The articles said the Wolfs' Den and the beach were “squalid.” They said my sisters' clothes were ragged. Phone calls poured into the county, people wanting to adopt us. Reporters waited outside our motel room, shouting questions whenever we opened the door. TV talk shows invited me to be a guest. Movie producers wanted to buy the rights to my life story.

“What's the matter with you people? Are you out of your minds?” Aunt Belle shouted into the phone, and hung up.

My grandparents flew out and took the girls and Andy home. I had to stay for the investigation. Aunt Belle rented a car and drove me to the county offices for my appointments.

The detectives asked, “Had your father been drinking that morning?”

“I don't know. I don't think so. He never drank in the morning.”

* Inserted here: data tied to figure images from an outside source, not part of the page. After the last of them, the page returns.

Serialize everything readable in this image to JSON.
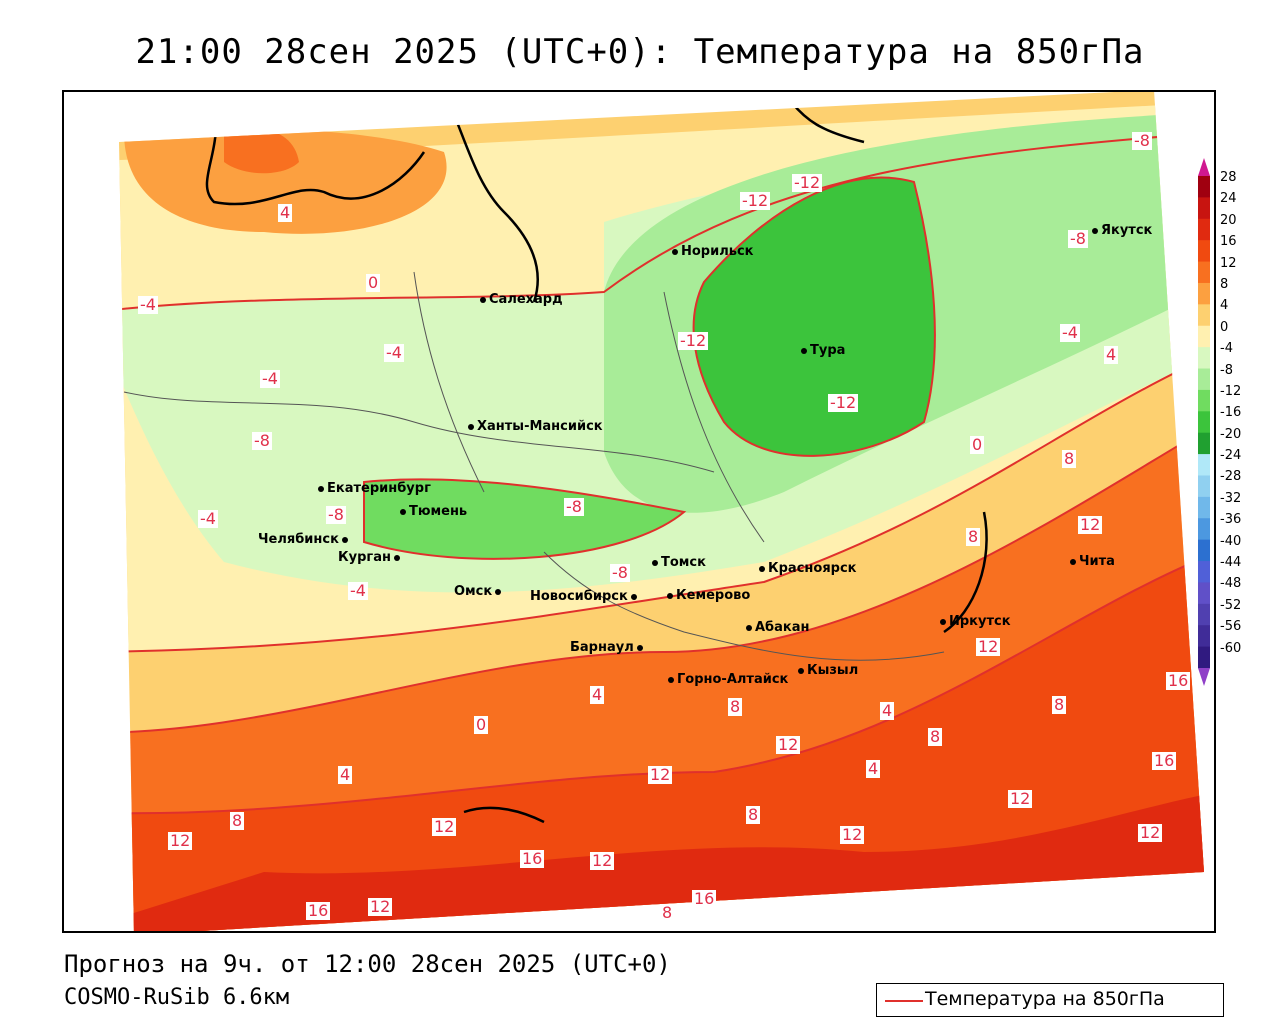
{
  "title": "21:00 28сен 2025 (UTC+0): Температура на 850гПа",
  "footer": {
    "forecast": "Прогноз на 9ч. от 12:00 28сен 2025 (UTC+0)",
    "model": "COSMO-RuSib 6.6км"
  },
  "legend": {
    "label": "Температура на 850гПа",
    "line_color": "#e0302c"
  },
  "colorbar": {
    "labels": [
      "28",
      "24",
      "20",
      "16",
      "12",
      "8",
      "4",
      "0",
      "-4",
      "-8",
      "-12",
      "-16",
      "-20",
      "-24",
      "-28",
      "-32",
      "-36",
      "-40",
      "-44",
      "-48",
      "-52",
      "-56",
      "-60"
    ],
    "colors": [
      "#a00010",
      "#c81410",
      "#e02a10",
      "#f04a10",
      "#f87020",
      "#fca040",
      "#fdd070",
      "#fff0b0",
      "#d8f8c0",
      "#a8ec98",
      "#70dc60",
      "#3cc43c",
      "#20a030",
      "#b0e8f8",
      "#90d0f0",
      "#70b8ea",
      "#4c98e0",
      "#2c70d0",
      "#5060d8",
      "#6050c8",
      "#5040b0",
      "#402c98",
      "#301a80"
    ]
  },
  "cities": [
    {
      "name": "Норильск"
    },
    {
      "name": "Салехард"
    },
    {
      "name": "Тура"
    },
    {
      "name": "Якутск"
    },
    {
      "name": "Ханты-Мансийск"
    },
    {
      "name": "Екатеринбург"
    },
    {
      "name": "Тюмень"
    },
    {
      "name": "Челябинск"
    },
    {
      "name": "Курган"
    },
    {
      "name": "Омск"
    },
    {
      "name": "Томск"
    },
    {
      "name": "Красноярск"
    },
    {
      "name": "Новосибирск"
    },
    {
      "name": "Кемерово"
    },
    {
      "name": "Барнаул"
    },
    {
      "name": "Абакан"
    },
    {
      "name": "Иркутск"
    },
    {
      "name": "Чита"
    },
    {
      "name": "Кызыл"
    },
    {
      "name": "Горно-Алтайск"
    }
  ],
  "isolines": [
    "4",
    "0",
    "-4",
    "-4",
    "-4",
    "-8",
    "-8",
    "-8",
    "-8",
    "-4",
    "-4",
    "-12",
    "-12",
    "-12",
    "-12",
    "-8",
    "-8",
    "-4",
    "4",
    "0",
    "8",
    "12",
    "8",
    "12",
    "16",
    "8",
    "4",
    "8",
    "12",
    "8",
    "12",
    "16",
    "4",
    "12",
    "16",
    "12",
    "16",
    "12",
    "8",
    "16",
    "8",
    "12",
    "12",
    "12",
    "12",
    "8",
    "0",
    "4",
    "4"
  ]
}
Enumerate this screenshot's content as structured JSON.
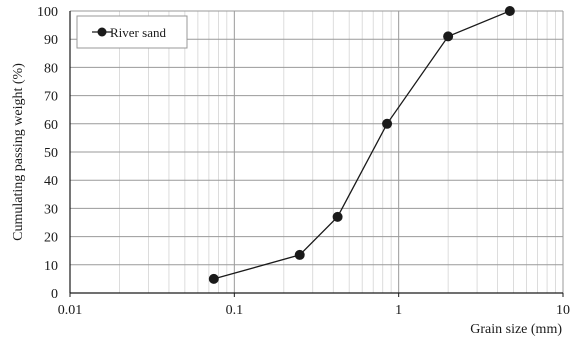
{
  "chart_data": {
    "type": "line",
    "xscale": "log",
    "xlim": [
      0.01,
      10
    ],
    "ylim": [
      0,
      100
    ],
    "xlabel": "Grain size (mm)",
    "ylabel": "Cumulating passing weight (%)",
    "x_tick_labels": [
      "0.01",
      "0.1",
      "1",
      "10"
    ],
    "y_tick_labels": [
      "0",
      "10",
      "20",
      "30",
      "40",
      "50",
      "60",
      "70",
      "80",
      "90",
      "100"
    ],
    "grid": true,
    "legend_position": "top-left",
    "series": [
      {
        "name": "River sand",
        "color": "#1a1a1a",
        "marker": "circle",
        "x": [
          0.075,
          0.25,
          0.425,
          0.85,
          2.0,
          4.75
        ],
        "y": [
          5,
          13.5,
          27,
          60,
          91,
          100
        ]
      }
    ]
  }
}
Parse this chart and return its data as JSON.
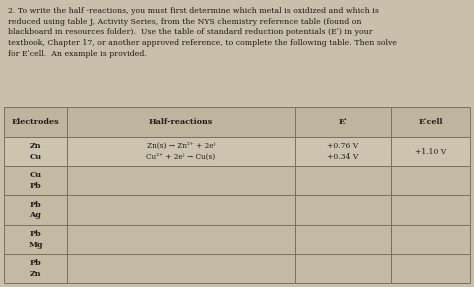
{
  "intro_text": "2. To write the half -reactions, you must first determine which metal is oxidized and which is\nreduced using table J, Activity Series, from the NYS chemistry reference table (found on\nblackboard in resources folder).  Use the table of standard reduction potentials (Eʹ) in your\ntextbook, Chapter 17, or another approved reference, to complete the following table. Then solve\nfor Eʹcell.  An example is provided.",
  "rows": [
    {
      "electrodes": "Zn\nCu",
      "half_reactions": "Zn(s) → Zn²⁺ + 2e⁾\nCu²⁺ + 2e⁾ → Cu(s)",
      "e_prime": "+0.76 V\n+0.34 V",
      "e_cell": "+1.10 V"
    },
    {
      "electrodes": "Cu\nPb",
      "half_reactions": "",
      "e_prime": "",
      "e_cell": ""
    },
    {
      "electrodes": "Pb\nAg",
      "half_reactions": "",
      "e_prime": "",
      "e_cell": ""
    },
    {
      "electrodes": "Pb\nMg",
      "half_reactions": "",
      "e_prime": "",
      "e_cell": ""
    },
    {
      "electrodes": "Pb\nZn",
      "half_reactions": "",
      "e_prime": "",
      "e_cell": ""
    }
  ],
  "bg_color": "#c9bfaa",
  "header_bg": "#bfb49e",
  "row0_bg": "#cdc3ae",
  "empty_row_bg": "#c4b9a3",
  "text_color": "#1c1c1c",
  "line_color": "#7a7060"
}
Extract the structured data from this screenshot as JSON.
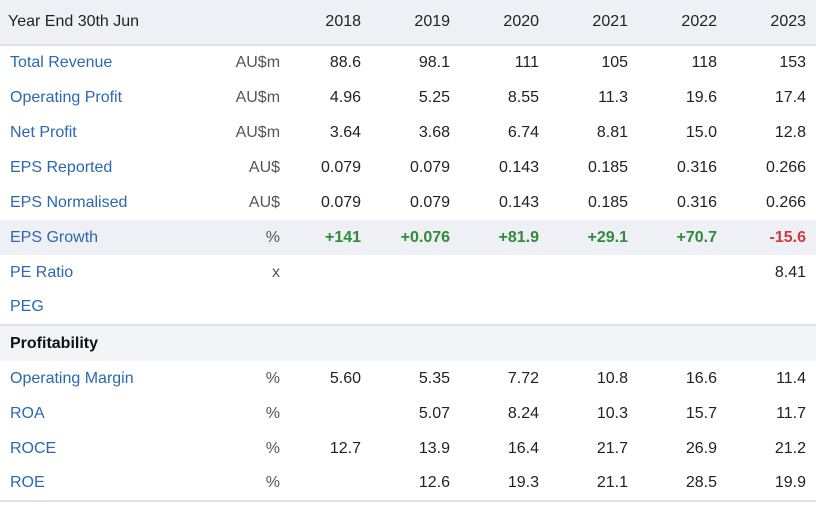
{
  "header": {
    "label": "Year End 30th Jun",
    "years": [
      "2018",
      "2019",
      "2020",
      "2021",
      "2022",
      "2023"
    ]
  },
  "rows": [
    {
      "label": "Total Revenue",
      "unit": "AU$m",
      "values": [
        "88.6",
        "98.1",
        "111",
        "105",
        "118",
        "153"
      ]
    },
    {
      "label": "Operating Profit",
      "unit": "AU$m",
      "values": [
        "4.96",
        "5.25",
        "8.55",
        "11.3",
        "19.6",
        "17.4"
      ]
    },
    {
      "label": "Net Profit",
      "unit": "AU$m",
      "values": [
        "3.64",
        "3.68",
        "6.74",
        "8.81",
        "15.0",
        "12.8"
      ]
    },
    {
      "label": "EPS Reported",
      "unit": "AU$",
      "values": [
        "0.079",
        "0.079",
        "0.143",
        "0.185",
        "0.316",
        "0.266"
      ]
    },
    {
      "label": "EPS Normalised",
      "unit": "AU$",
      "values": [
        "0.079",
        "0.079",
        "0.143",
        "0.185",
        "0.316",
        "0.266"
      ]
    },
    {
      "label": "EPS Growth",
      "unit": "%",
      "values": [
        "+141",
        "+0.076",
        "+81.9",
        "+29.1",
        "+70.7",
        "-15.6"
      ]
    },
    {
      "label": "PE Ratio",
      "unit": "x",
      "values": [
        "",
        "",
        "",
        "",
        "",
        "8.41"
      ]
    },
    {
      "label": "PEG",
      "unit": "",
      "values": [
        "",
        "",
        "",
        "",
        "",
        ""
      ]
    }
  ],
  "section": {
    "title": "Profitability"
  },
  "profitability_rows": [
    {
      "label": "Operating Margin",
      "unit": "%",
      "values": [
        "5.60",
        "5.35",
        "7.72",
        "10.8",
        "16.6",
        "11.4"
      ]
    },
    {
      "label": "ROA",
      "unit": "%",
      "values": [
        "",
        "5.07",
        "8.24",
        "10.3",
        "15.7",
        "11.7"
      ]
    },
    {
      "label": "ROCE",
      "unit": "%",
      "values": [
        "12.7",
        "13.9",
        "16.4",
        "21.7",
        "26.9",
        "21.2"
      ]
    },
    {
      "label": "ROE",
      "unit": "%",
      "values": [
        "",
        "12.6",
        "19.3",
        "21.1",
        "28.5",
        "19.9"
      ]
    }
  ],
  "colors": {
    "link": "#2b68b0",
    "positive": "#2e8b3a",
    "negative": "#d23a3a",
    "header_bg": "#eef0f5"
  }
}
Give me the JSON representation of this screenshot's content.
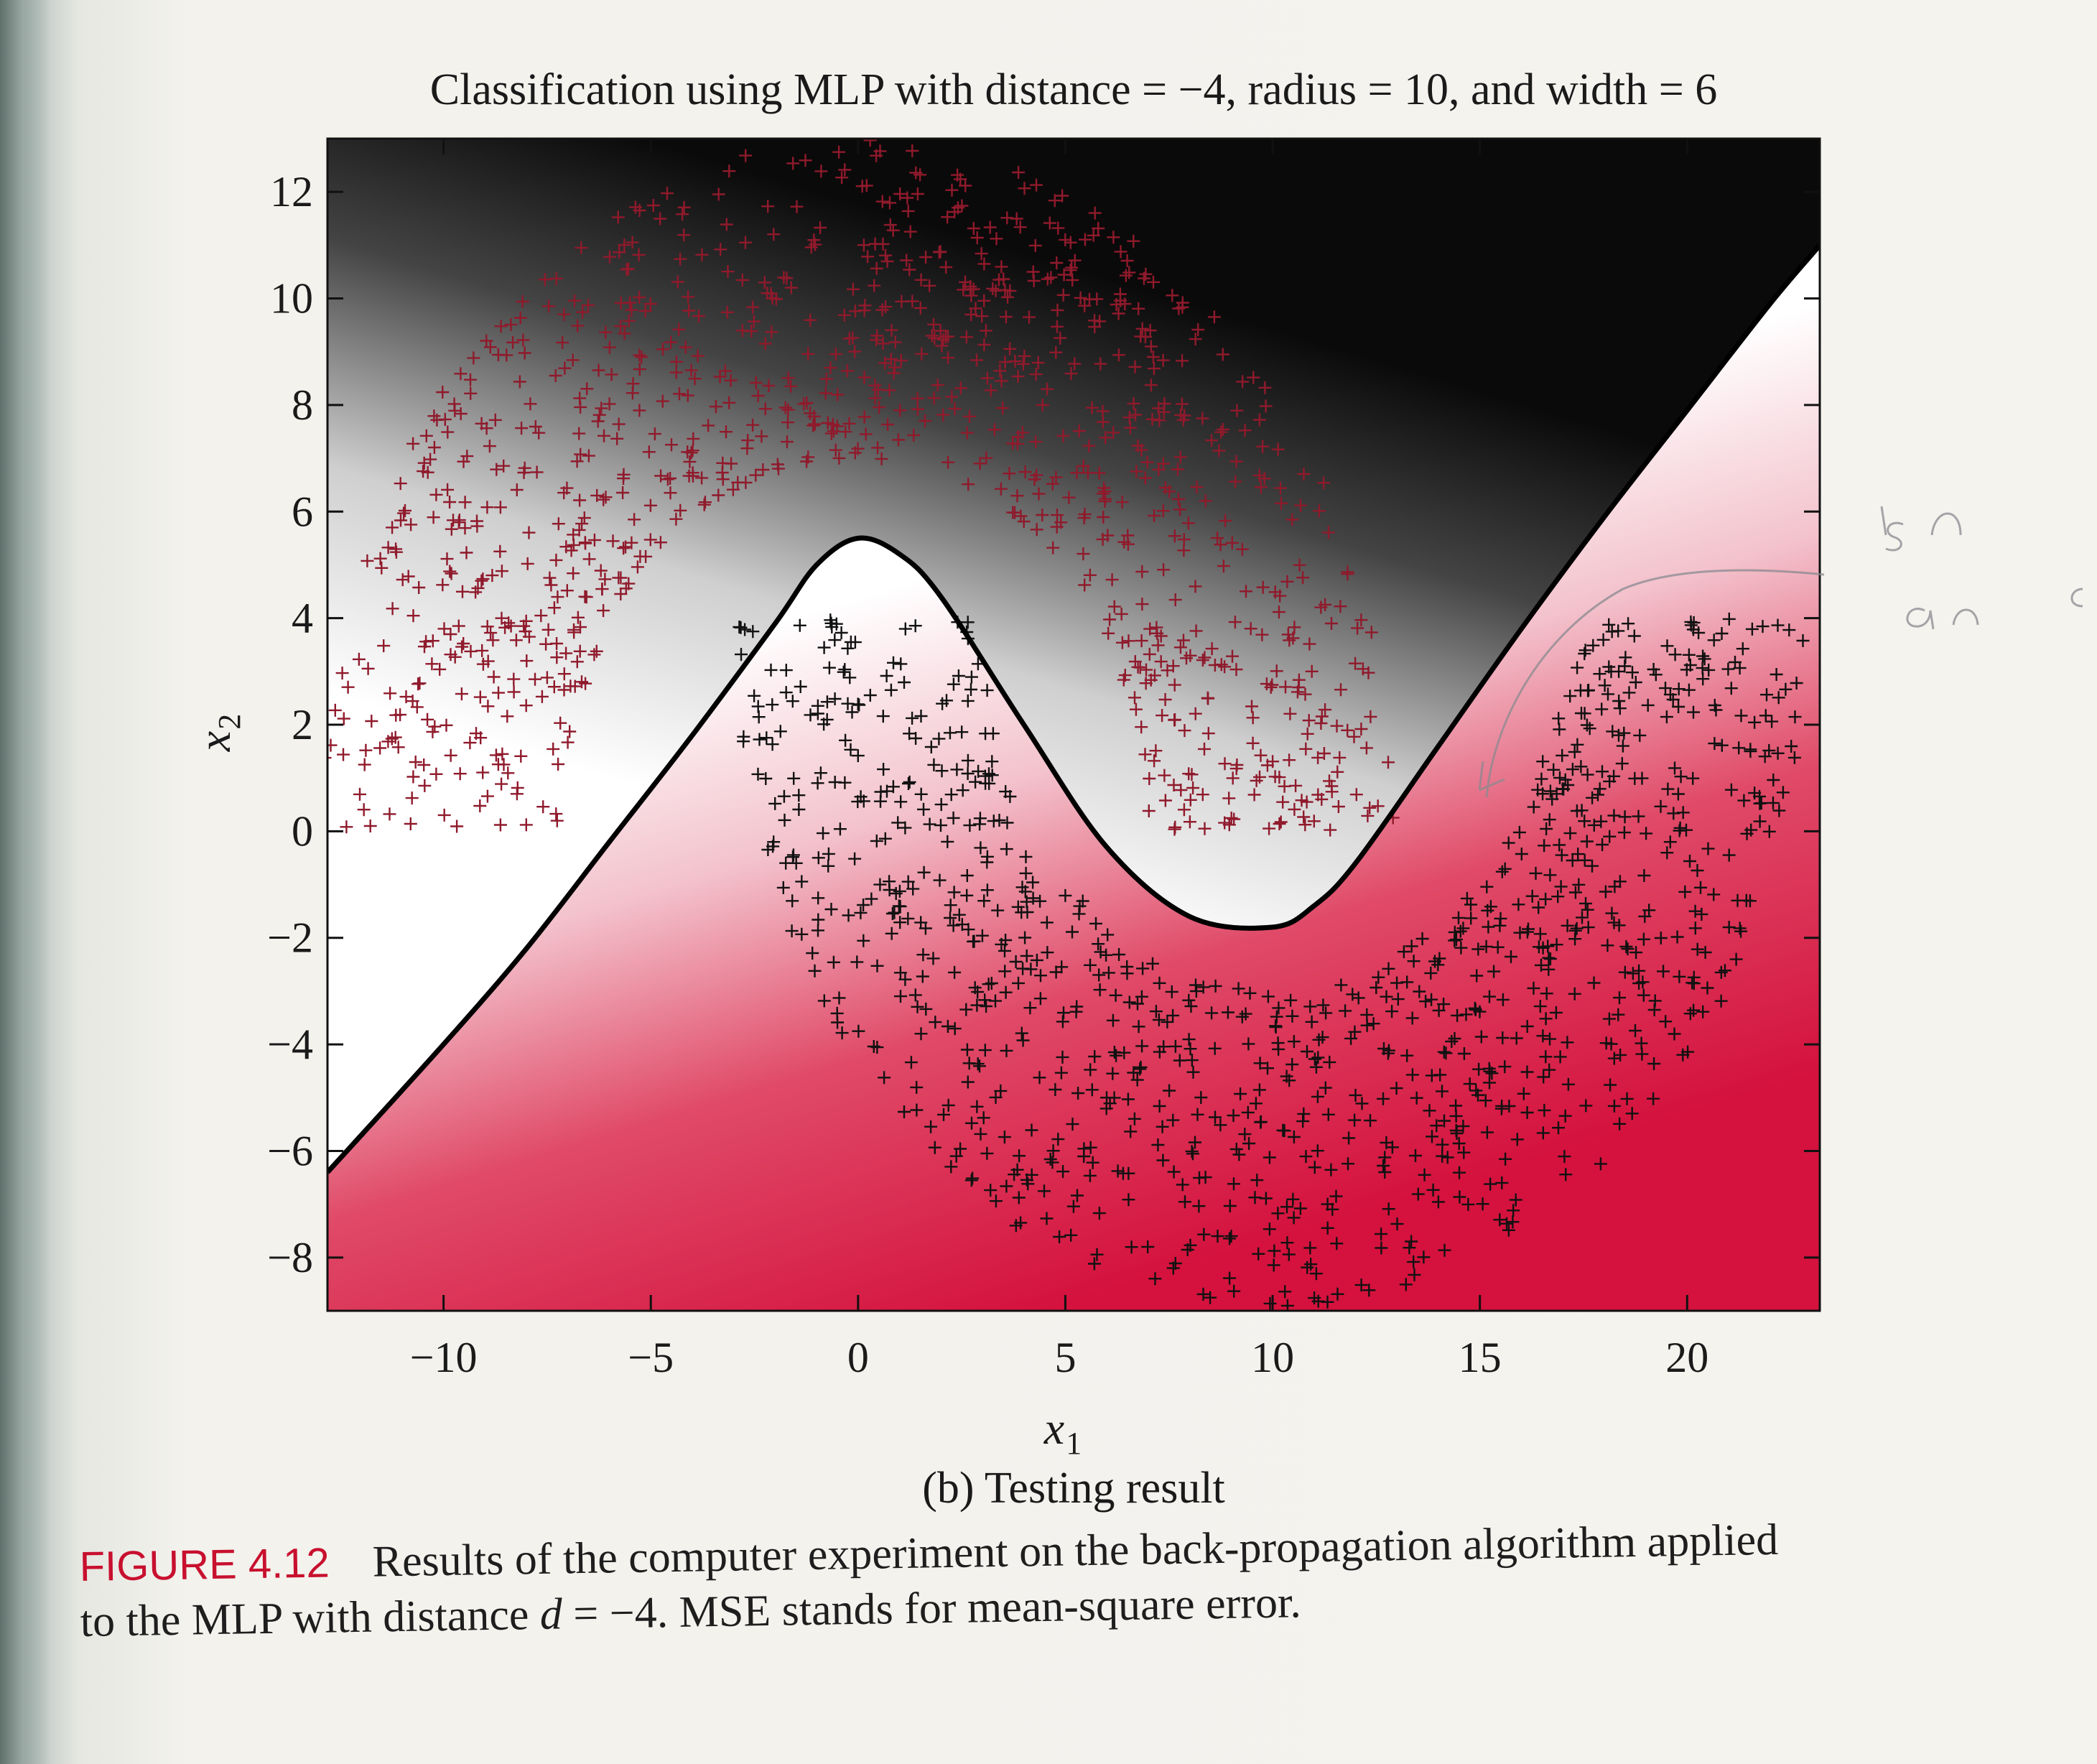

“When did he usually drink? In the afternoon? Had he been drinking that night? Was he intoxicated?”

“It's not the way you're making it sound. He's not an alcoholic. He just drinks when he's sad or feeling down in the dumps, or maybe he'll have a beer or two if we're having a barbecue or something.”

“Why'd you hide the gun? Did you fear for your life?”

“No, so the girls wouldn't find it.”

“He was in the habit of leaving a loaded gun lying around?”

“He never had a gun before we got to that place. Before we got to the beach.”

“Why'd he get the gun?”

“I don't know. Sometimes there were strange people around.”

“And he taught you how to use it?”

“Yes. So I could take care of the family in case he wasn't there.”

“Why wouldn't he be there? Was he planning to be gone?”

“I mean, if he was at work or something. He was going to get a job when we got to San Francisco.”

“Were you planning to kill him, when you went into the trailer?”

“Oh, for God's sake,” Aunt Belle snapped. “Has everyone gone crazy?”

“Please, ma'am, let her answer the question.”

“What kind of question is that? Of course she wasn't planning to kill him. She loved him. He was her father!”

“Please, ma'am, let her answer the question or we'll have to ask you to step outside. Were you planning to shoot him when you went into the trailer, Mary?”

“It's not a trailer; it's an RV. They keep saying it's a trailer in the newspaper.”

“Were you planning to shoot him when you went inside?”

“No. I didn't know what he'd done. I didn't know what he'd done until I went inside.”

“Why'd you take the gun in there with you?”

“I was afraid. Dave said he'd heard a shot.”

Hour after hour I answered their questions. All that time, a tiny voice in my mind whispered: None of this is real. It's not happening.

They made me talk to a psychiatrist, a gray-haired woman. She asked if I hated Daddy.

“No. I love him.”

“But you must be very angry at him now.”

“Let's say I'm not too happy.”

“Did he ever hurt you? Did he ever hit you?”

“Just a couple of times. He didn't mean to.”

“Why did he hit you?”

“He was so upset. Everything was falling apart.”

“Why were things falling apart?”

“We didn't have any money. We had no place to go. We didn't know what to do.”

“You say ‘we,' Mary. Did you feel that this was your responsibility, figuring out what your family should do?”

“Well, kind of. I'm the oldest. I try to take care of things.”

“What about your mother? Does she take care of things, too?”

“Sometimes. When she can. It's kind of hard to explain.”

I could tell that the woman didn't like my parents. She didn't understand that they did the best they could. Okay, so maybe it wasn't so good. They weren't trying to hurt us; they loved us. For a while the cops wanted to charge Mama with neglect because we'd missed a lot of school and there wasn't much food in the RV. Millions of kids go hungry every day. If it's a crime, why doesn't somebody help them?

The psychiatrist said, “Mary, you're just a child. You should never have had so much responsibility. Your parents put you in an impossible situation. Your father even forced you to kill him.”